Plain carbon steel is steel that includes only carbon elements as alloying elements inside it. But there can be other elements inside the plain carbon steels such as 0.4% of manganese and lesser amounts of other elements.

According to the iron-carbon phase diagram, plain carbon steels are included cementite+ferrite microstructure. These cementite particles are distributed along with the ferrite microstructure that they act as obstacles to dislocation motions in the material. This is a very important phenomenon to obtain strength in steel. So if we add much more carbon alloying elements, the strength of steel will be much higher because these obstacles are created in the microstructure of the steel.

How Is The Designation Of Plain Carbon Steels?

If we take a look at the designation of plain carbon steels, it is very easy. According to the AISI and SAE, the designation of plain carbon steels is in the form of 10XX. 10 means, this element is plain carbon steel and the XX is the carbon content inside the material. For example 1030 means, plain carbon steel that includes 0.3% of carbon as an alloying element.

How Is The Classification Of Plain Carbon Steels?

Carbon content, hardness, and tensile strength graph of plain carbon steels(Fundamentals of modern manufacturing).
  • Low Carbon Steels: This type of plain carbon steel includes less than 0.2% of carbon.

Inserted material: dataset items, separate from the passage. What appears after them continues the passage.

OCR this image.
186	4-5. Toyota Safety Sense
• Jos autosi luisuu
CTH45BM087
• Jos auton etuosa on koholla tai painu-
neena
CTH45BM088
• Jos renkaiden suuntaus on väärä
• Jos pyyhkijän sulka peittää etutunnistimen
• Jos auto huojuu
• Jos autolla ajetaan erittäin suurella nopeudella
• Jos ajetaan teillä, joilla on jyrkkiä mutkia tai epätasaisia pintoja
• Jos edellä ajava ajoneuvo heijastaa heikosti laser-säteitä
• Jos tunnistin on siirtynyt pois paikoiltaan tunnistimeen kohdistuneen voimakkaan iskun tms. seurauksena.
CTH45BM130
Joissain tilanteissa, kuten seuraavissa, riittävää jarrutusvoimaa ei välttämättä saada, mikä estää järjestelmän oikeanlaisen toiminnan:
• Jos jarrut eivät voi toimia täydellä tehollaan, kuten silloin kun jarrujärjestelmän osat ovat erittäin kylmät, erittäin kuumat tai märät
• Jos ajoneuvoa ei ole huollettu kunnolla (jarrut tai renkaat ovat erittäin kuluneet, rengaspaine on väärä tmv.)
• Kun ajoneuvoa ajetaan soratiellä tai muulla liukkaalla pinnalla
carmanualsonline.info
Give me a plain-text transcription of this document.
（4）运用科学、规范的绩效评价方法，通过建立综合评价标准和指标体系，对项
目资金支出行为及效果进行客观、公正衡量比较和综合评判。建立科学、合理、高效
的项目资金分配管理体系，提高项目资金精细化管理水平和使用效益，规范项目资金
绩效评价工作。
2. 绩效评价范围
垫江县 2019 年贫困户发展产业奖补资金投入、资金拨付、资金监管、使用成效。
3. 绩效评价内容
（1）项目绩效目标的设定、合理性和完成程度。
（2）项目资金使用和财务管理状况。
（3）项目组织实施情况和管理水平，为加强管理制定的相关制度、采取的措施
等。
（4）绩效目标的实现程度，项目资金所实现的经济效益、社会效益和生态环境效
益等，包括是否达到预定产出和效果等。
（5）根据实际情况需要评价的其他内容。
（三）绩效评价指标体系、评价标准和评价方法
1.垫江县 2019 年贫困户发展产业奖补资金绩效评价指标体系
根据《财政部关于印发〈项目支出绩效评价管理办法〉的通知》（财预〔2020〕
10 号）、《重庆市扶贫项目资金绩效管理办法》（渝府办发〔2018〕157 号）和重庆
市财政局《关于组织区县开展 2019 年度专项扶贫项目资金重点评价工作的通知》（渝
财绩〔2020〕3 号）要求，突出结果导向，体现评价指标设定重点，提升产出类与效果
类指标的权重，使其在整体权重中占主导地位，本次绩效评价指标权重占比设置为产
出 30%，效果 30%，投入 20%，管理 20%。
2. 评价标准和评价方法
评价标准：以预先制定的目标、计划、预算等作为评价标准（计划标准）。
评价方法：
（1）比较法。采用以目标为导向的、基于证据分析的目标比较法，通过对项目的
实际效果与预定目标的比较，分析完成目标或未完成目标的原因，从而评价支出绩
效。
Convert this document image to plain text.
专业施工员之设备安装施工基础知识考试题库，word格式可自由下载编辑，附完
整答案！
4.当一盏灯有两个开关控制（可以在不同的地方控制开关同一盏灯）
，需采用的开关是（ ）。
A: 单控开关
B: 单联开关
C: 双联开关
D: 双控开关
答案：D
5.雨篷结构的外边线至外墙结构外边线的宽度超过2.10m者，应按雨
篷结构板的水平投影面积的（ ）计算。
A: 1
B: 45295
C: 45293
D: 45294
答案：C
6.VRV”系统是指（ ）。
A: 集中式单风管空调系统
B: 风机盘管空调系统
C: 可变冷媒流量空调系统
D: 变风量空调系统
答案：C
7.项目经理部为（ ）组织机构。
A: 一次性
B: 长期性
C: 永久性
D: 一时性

And this type of low-carbon steel is the most widely used steel in the industry. Railroad rails, sheet metal parts, automotive sheet metal parts, etc. are generally produced with Low Carbon Steel. If an application does not need strength, low carbon steel can be a very good candidate for it.
  • Medium Carbon Steels: This type of plain carbon steel includes 0.3-0.5% of carbon inside them. Applications of medium carbon steels that need some strength bigger than low carbon steels such as machinery components, crankshafts, etc.
  • High Carbon Steels: 0.5% or higher carbon content that they are including. If stiffness, hardness, and strength are important in an application, high carbon steels can be a very good candidate for it. Wear-resistant parts, cutting tools, springs are examples of the application of high carbon steels.

Conclusion

As you understand above if the carbon content in steels increases, hardness and strength increase. But the ductility decreases.